Why should we “give thanks”? Twenty-six times, this psalm tells us “His love endures forever”. The Hebrew word behind “love” is hesed. It describes love in action — love, kindness, grace and mercy all wrapped up and freely given without obligation. Is there any greater theme in the Bible? Any greater reason to “give thanks” than God’s eternal love?
And don’t rush past that word “forever”. God is eternal, so His love is eternal. It’s the never-ending kind love. Can anything be more helpful to know when we don’t feel thankful?
This loving God has a master plan for the human race and because He is eternal, it will come to pass. The master plan of an eternal God has been hugely encouraging to me in those times when I’m discouraged and having trouble being thankful. The Bible — from Genesis to Revelation — presents God’s master plan. Better than any other faith system I’ve encountered, it explains our world:
It began with a perfect creation. God and man in close, personal relationship. No death, no suffering — just life and freedom and love.
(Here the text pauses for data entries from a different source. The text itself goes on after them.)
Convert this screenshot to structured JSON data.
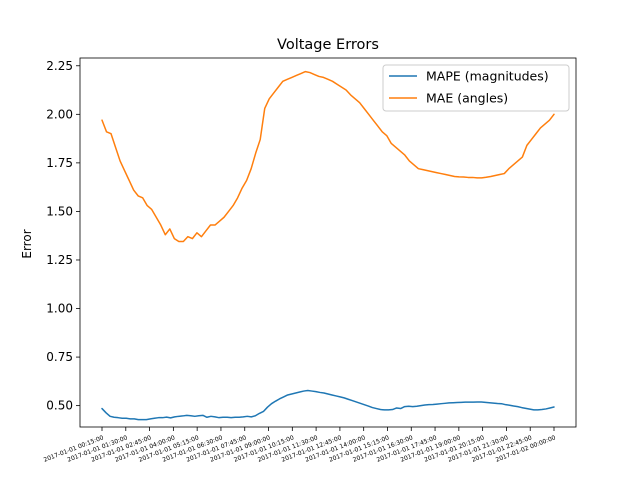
{
  "chart_data": {
    "type": "line",
    "title": "Voltage Errors",
    "xlabel": "",
    "ylabel": "Error",
    "ylim": [
      0.39,
      2.29
    ],
    "yticks": [
      0.5,
      0.75,
      1.0,
      1.25,
      1.5,
      1.75,
      2.0,
      2.25
    ],
    "ytick_labels": [
      "0.50",
      "0.75",
      "1.00",
      "1.25",
      "1.50",
      "1.75",
      "2.00",
      "2.25"
    ],
    "xticks": [
      "2017-01-01 00:15:00",
      "2017-01-01 01:30:00",
      "2017-01-01 02:45:00",
      "2017-01-01 04:00:00",
      "2017-01-01 05:15:00",
      "2017-01-01 06:30:00",
      "2017-01-01 07:45:00",
      "2017-01-01 09:00:00",
      "2017-01-01 10:15:00",
      "2017-01-01 11:30:00",
      "2017-01-01 12:45:00",
      "2017-01-01 14:00:00",
      "2017-01-01 15:15:00",
      "2017-01-01 16:30:00",
      "2017-01-01 17:45:00",
      "2017-01-01 19:00:00",
      "2017-01-01 20:15:00",
      "2017-01-01 21:30:00",
      "2017-01-01 22:45:00",
      "2017-01-02 00:00:00"
    ],
    "legend": "top-right",
    "grid": false,
    "series": [
      {
        "name": "MAPE (magnitudes)",
        "color": "#1f77b4",
        "values": [
          0.485,
          0.463,
          0.445,
          0.44,
          0.438,
          0.435,
          0.435,
          0.432,
          0.432,
          0.428,
          0.428,
          0.428,
          0.432,
          0.435,
          0.438,
          0.438,
          0.441,
          0.437,
          0.442,
          0.445,
          0.447,
          0.45,
          0.448,
          0.445,
          0.448,
          0.45,
          0.44,
          0.445,
          0.442,
          0.438,
          0.44,
          0.44,
          0.438,
          0.44,
          0.44,
          0.442,
          0.445,
          0.442,
          0.448,
          0.46,
          0.47,
          0.492,
          0.51,
          0.523,
          0.535,
          0.545,
          0.555,
          0.56,
          0.565,
          0.57,
          0.575,
          0.578,
          0.575,
          0.572,
          0.568,
          0.565,
          0.56,
          0.555,
          0.55,
          0.545,
          0.54,
          0.533,
          0.526,
          0.519,
          0.512,
          0.505,
          0.498,
          0.49,
          0.485,
          0.48,
          0.478,
          0.478,
          0.48,
          0.488,
          0.485,
          0.495,
          0.497,
          0.495,
          0.497,
          0.5,
          0.503,
          0.505,
          0.506,
          0.508,
          0.51,
          0.512,
          0.514,
          0.515,
          0.516,
          0.517,
          0.518,
          0.518,
          0.518,
          0.519,
          0.519,
          0.517,
          0.515,
          0.513,
          0.511,
          0.51,
          0.505,
          0.502,
          0.498,
          0.495,
          0.49,
          0.486,
          0.482,
          0.478,
          0.478,
          0.48,
          0.483,
          0.488,
          0.493
        ]
      },
      {
        "name": "MAE (angles)",
        "color": "#ff7f0e",
        "values": [
          1.97,
          1.91,
          1.9,
          1.83,
          1.76,
          1.71,
          1.66,
          1.61,
          1.58,
          1.57,
          1.53,
          1.51,
          1.47,
          1.43,
          1.38,
          1.41,
          1.36,
          1.345,
          1.345,
          1.37,
          1.36,
          1.39,
          1.37,
          1.4,
          1.43,
          1.43,
          1.45,
          1.47,
          1.5,
          1.53,
          1.57,
          1.62,
          1.66,
          1.72,
          1.8,
          1.87,
          2.03,
          2.08,
          2.11,
          2.14,
          2.17,
          2.18,
          2.19,
          2.2,
          2.21,
          2.22,
          2.215,
          2.205,
          2.195,
          2.19,
          2.18,
          2.17,
          2.155,
          2.14,
          2.125,
          2.1,
          2.08,
          2.06,
          2.03,
          2.0,
          1.97,
          1.94,
          1.91,
          1.89,
          1.85,
          1.83,
          1.81,
          1.79,
          1.76,
          1.74,
          1.72,
          1.715,
          1.71,
          1.705,
          1.7,
          1.695,
          1.69,
          1.685,
          1.68,
          1.678,
          1.677,
          1.675,
          1.675,
          1.673,
          1.673,
          1.676,
          1.68,
          1.685,
          1.69,
          1.695,
          1.72,
          1.74,
          1.76,
          1.78,
          1.84,
          1.87,
          1.9,
          1.93,
          1.95,
          1.97,
          2.0
        ]
      }
    ]
  }
}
It was messed up by sin, creating separation between God and people. Death came into the world, along with suffering and disease and war. God allowed this for His own reasons. One of which was so we would know that His commands are not just rules, but one of the ways God protects us.
When Jesus came, He brought reconciliation between God and man. His death paid for our sins and His resurrection proved He was God and could offer us eternal life with God if we will only trust Him.
The final pages of the Bible show us God’s re-creation. Again, God allowed sin to come into the world and infect every part of His perfect creation, but He will re-create — He promises that one day that perfect creation will be a reality again. God and people will be in close, personal relationship with no death, no suffering, no sin. Only life and freedom and love.
That’s the short version of the story presented in the Bible: Creation, Separation, Reconciliation and Re-Creation. This present time of pain and disappointment will not last forever. God will return us to a perfect world once again if we will only trust Him. And, knowing He has a plan that ends perfectly makes it possible to give Him thanks today.
I challenge you do that: “Give thanks (out loud) to the Lord (of lords), for He is good (even when we don’t see it)”. No matter what is going on in your life, remember that God is still Lord. He is still good. And, His love endures forever. Speak your thanks out loud. Look for the ways He has been good to you. Look for the times He has made His love evident — perhaps through His word or a person in your life. Remember His promises in His word — read them again and again, especially His promises fulfilled in Jesus and the promises He has made for the future.
Even if you’re homeless, hungry, tired, lonely or sore from sleeping in your car. I don’t share your predicament, and I don’t have any right to tell you what to do. But I invite you to let this verse from Psalm 136 strengthen and encourage you. Even as you ask God to help you through this tough time or the tough times you will go through in the future, remember to “give thanks to the Lord, for He is good. His love endures forever”.